The only problem is we are not allow to use Doob theorem since $T$ is not bounded and $X$ is not U.I. I try to use $T \wedge k $ to make the stoping time bounded but I couldn't take limit properly.

Answer 1

We can prove this result just using conclusions in Karatzas&Shreve Brownian Motion and Stochastic Calculus.

By Problem 1.3.16, we have $X_{\infty}\left(\omega\right)={\displaystyle \lim_{t\rightarrow\infty}X_{t}\left(\omega\right)}$ exists for a.e. $\omega\in\Omega$, and $E\left(\left|X_{\infty}\right|\right)<\infty$ and $\left\{ X_{t},\mathscr{F}_{t}:0\le t\le\infty\right\}$ is a supermartingale. Then clearly we have $\left\{ -X_{t},\mathscr{F}_{t}:0\le t\le\infty\right\}$ is a right-continuous submartingale.

Firstly, using Problem 1.2.7, since $X_{t}$ is continuous and $\left\{ 0\right\} $ is closed, $T$ is a stopping time. Then using Lemma 1.2.8, for all $0\le t<\infty$, $T+t$ is also a stopping time. Note that $T$ is $\mathscr{F}_{T}$-measurable.

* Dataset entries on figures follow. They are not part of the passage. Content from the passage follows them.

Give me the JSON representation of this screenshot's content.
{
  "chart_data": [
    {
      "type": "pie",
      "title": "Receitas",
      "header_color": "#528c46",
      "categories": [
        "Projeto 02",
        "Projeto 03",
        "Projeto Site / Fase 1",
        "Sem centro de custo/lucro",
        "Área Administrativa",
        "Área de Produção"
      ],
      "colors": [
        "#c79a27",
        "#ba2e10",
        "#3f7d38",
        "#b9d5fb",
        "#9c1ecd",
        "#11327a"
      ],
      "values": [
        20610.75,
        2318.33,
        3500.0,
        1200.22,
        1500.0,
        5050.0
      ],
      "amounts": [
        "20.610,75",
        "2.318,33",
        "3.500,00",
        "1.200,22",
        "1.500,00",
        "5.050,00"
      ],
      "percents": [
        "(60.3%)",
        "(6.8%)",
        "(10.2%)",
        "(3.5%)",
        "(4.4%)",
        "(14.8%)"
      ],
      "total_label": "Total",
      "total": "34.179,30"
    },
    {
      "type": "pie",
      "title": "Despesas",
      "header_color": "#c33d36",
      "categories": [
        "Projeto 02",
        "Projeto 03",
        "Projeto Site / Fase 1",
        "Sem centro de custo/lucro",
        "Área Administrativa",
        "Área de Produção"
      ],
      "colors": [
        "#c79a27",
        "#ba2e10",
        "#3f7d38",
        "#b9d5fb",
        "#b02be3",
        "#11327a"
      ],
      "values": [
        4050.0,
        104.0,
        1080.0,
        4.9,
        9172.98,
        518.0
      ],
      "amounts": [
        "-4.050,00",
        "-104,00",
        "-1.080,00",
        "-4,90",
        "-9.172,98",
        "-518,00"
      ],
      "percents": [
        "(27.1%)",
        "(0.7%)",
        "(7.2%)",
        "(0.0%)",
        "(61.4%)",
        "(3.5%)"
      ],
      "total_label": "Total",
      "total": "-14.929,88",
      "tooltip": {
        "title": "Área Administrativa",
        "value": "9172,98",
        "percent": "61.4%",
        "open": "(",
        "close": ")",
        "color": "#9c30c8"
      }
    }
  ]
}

Then using Theorem 1.3.22, we have $E\left[-X_{T+t}\chi_{\left\{ T<\infty\right\} }|\mathscr{F}_{T}\right]=\chi_{\left\{ T<\infty\right\} }E\left[-X_{T+t}|\mathscr{F}_{T}\right]\geq-\chi_{\left\{ T<\infty\right\} }X_{T}=0$

hence $E\left[X_{T+t}\chi_{\left\{ T<\infty\right\} }|\mathscr{F}_{T}\right]\le0 $for all $0\le t<\infty$. Then we have $E\left[X_{T+t}\chi_{\left\{ T<\infty\right\} }\right]\le0$. Since $X_{T+t}\chi_{\left\{ T<\infty\right\} }$ is nonnegative, we have $E\left[X_{T+t}\chi_{\left\{ T<\infty\right\} }\right]=0$. Hence $X_{T+t}\chi_{\left\{ T<\infty\right\} }=0$ a.e on $\left\{ T<\infty\right\} $ for all $0\le t<\infty$.

Then $X_{T+q}\chi_{\left\{ T<\infty\right\} }=0$ for all $q\in\left[0,\infty\right)\cap\mathbb{Q} $ holds a.s. on $\left\{ T<\infty\right\} $, i.e. there exists $A\subset\Omega$ with $P\left(A\right)=1$ such that for all $\omega\in A$ and $q\in\left[0,\infty\right)\cap\mathbb{Q}$, $X_{T+q}\chi_{\left\{ T<\infty\right\} }\left(\omega\right)=0$. Since $X$ has continuous path, for all $\omega\in A$ and $t\in\left[0,\infty\right)$, $X_{T+t}\chi_{\left\{ T<\infty\right\} }\left(\omega\right)=0$, that is $X_{T+t}=0$; $0\le t<\infty$ holds a.s. on $\left\{ T<\infty\right\}$.

Answer 2

I will give simple proof for discrete time case. Someone else might extend it for contiunous time super-martingales.

First note that for any $A \in \mathcal{F}_k$ we have $$ E(M_t I_A)\le E(M_k I_A)$$

Now write $$ \begin{align} E(M_{T+x}) &= E(\lim_{n \rightarrow \infty}\sum_{k}^{n} M_{k+x} I_{T=k}) \\ &\le \liminf_{n\rightarrow \infty} \sum_{k}^{n} E(M_{k+x} I_{T=k}) \\ &\le \liminf_{n\rightarrow \infty} \sum_{k}^{n} E(M_{k} I_{T=k}) = 0 \end{align} $$ Here we used our first inequality with $A=I_{T=k}$, and Fatou’s lemma.

Hence, $0\le E(M_{T+k}) \le 0$, therefore $M_{T+k}=0$ almost surely for every k.